Woodworking clamps, does force add up? I was watching a woodworking video about glue, and the guy was clamping two pieces of wood together using a total of 8 clamps. He argued that by doing so he would apply 8 times the maximum force of 150N (a property of the clamp), resulting in 1200N in total.
I think he's wrong. I think the force of 150 N is only working locally where the clamp is and will decline drastically radially from that spot. And so the clamping force on any given spot on the board will never exceed the max. force of the clamp. 
Who's right?
 A: If the area stays constant the pressure will increase as the total force increases when more clamps are used.
The wood is probably flexible and not perfectly flat so the force will only be exerted over a region close to a clamp where the two bits of wood are in contact.
A: Forces add in that way, and the clamps would do the same.  You can prove this to yourself by drawing a free body diagram for the forces that would act upon the beam.  Applying Newton's laws would show that the force you lift with will have to exceed the total clamping force if you wish to move the clamped board.
Obviously, this is extremely oversimplified, and there are many situations where this doesn't really apply.  
The stiffness of the board is extremely important.  A stiff board will even out the load between the clamps better than a flexible one.  A flexible board may be able to cheat the total force rules; because it has less internal forces that resist relative movement this means that just adding the total clamping force and comparing that to the total applied force is not enough to represent the situation.  It is possible to apply the force to one location and have that undo the clamp and bend the board there, but because the board is very flexible, it doesn't transmit enough force to undo any of the other clamps.  You can't reliably treat it as a single object to apply Newton's Laws to anymore, but instead have to consider how the board interacts with itself as well as the clamps.
Basically, the proximity to each clamp is important, and it will be more important the further you are from the point of the applied load.
For the case of clamping wood, if it's a thick piece of sturdy wood, with clamps evenly spaced, you can assume that the forces approximately add.  If you require the clamps to hold a specific force for safety reasons, I would suggest doing some more detailed calculations for your material, and providing some extra allowance for errors.
A: 
And so the clamping force on any given spot on the board will never
  exceed the max. force of the clamp.

This would, quite obviously, be the case, if we assumed that the clamps are evenly distributed around a circle. 
Under these conditions, due to symmetry, any redistribution of the reaction force, which, in total, is equal to the total applied force, would not be possible, so the reaction force applied locally by each clamp would have to be $150$N and the pressure under all clamps would have to be the same.
If the clamps are not placed symmetrically, we can still state that no redistribution of the forces will occur by looking at one pair of clamps at a time and observing that, if that was not the case, the work (the two pieces of wood) would rotate, since two different reaction forces would create a net torque acting against two equal applied forces. 
A: You're both wrong.
Although I would say you are more right than the expert. When you apply a force to an object's surface, the stress (a.k.a pressure) on the object clearly can't be constant across the surface; it must have a maximum closest to the point of contact and then dissipate as distance from the point of contact increases. 
A very simple model of the clamping pressure experienced by a piece of wood might look like this:

The units here aren't important (pressure is in unites of 1 clamp). What is important is that clamping stresses add up:

Here is an animation of what happens when seven identical clamps are taken from clamping at the center of a board to being equally spaced across it's length. Total clamp pressure is just the sum of the seven separate clamps. Some observations:


*

*Only when all the clamps are at same location do you get 7 times the pressure.
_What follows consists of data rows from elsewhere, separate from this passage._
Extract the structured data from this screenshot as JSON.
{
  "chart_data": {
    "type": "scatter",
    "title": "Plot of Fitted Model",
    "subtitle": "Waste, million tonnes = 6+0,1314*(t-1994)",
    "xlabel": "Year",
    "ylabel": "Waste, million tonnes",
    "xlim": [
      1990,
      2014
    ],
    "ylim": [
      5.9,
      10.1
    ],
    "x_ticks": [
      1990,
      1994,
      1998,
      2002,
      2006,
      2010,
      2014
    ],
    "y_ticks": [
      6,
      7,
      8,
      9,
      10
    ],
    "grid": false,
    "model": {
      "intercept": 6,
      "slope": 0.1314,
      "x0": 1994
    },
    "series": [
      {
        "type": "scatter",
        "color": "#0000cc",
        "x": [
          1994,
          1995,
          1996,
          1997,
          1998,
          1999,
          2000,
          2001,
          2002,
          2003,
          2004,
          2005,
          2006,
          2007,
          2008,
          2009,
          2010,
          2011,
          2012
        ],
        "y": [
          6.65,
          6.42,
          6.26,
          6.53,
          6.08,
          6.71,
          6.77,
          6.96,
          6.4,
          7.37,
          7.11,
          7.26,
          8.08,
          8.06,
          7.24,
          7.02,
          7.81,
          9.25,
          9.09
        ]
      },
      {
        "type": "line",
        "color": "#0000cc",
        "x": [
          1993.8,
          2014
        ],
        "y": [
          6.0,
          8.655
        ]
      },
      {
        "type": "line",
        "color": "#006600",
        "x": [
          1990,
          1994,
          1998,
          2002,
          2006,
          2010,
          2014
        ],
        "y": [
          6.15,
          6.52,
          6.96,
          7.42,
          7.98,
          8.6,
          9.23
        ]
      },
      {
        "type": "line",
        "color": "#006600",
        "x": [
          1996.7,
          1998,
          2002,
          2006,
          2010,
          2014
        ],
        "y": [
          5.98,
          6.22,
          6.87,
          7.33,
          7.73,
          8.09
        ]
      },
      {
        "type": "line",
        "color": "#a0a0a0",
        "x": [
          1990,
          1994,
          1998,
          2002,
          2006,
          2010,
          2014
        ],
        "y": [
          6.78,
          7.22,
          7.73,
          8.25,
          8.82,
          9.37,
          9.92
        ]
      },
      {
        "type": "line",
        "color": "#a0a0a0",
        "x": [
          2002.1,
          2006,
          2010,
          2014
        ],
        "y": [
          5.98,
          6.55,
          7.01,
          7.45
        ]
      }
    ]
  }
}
*The total pressure however is higher (above any one clamp) everywhere.

*The average pressure doesn't change, only the peak pressure. (note it does dip slightly as the end clamps reach the ends).

*The pressure is very uniform when enough clamps are used. This is probably of greater value to a woodworker than maximum clamping pressure.

A: He's right - the forces of the clamps will add up. You seem to be confusing force and pressure. The pressure from each clamp would reduce radially outwards from each clamping point, as you describe (although adding clamps will increase the average pressure acting across the entire length of the planks, thus increasing the force!).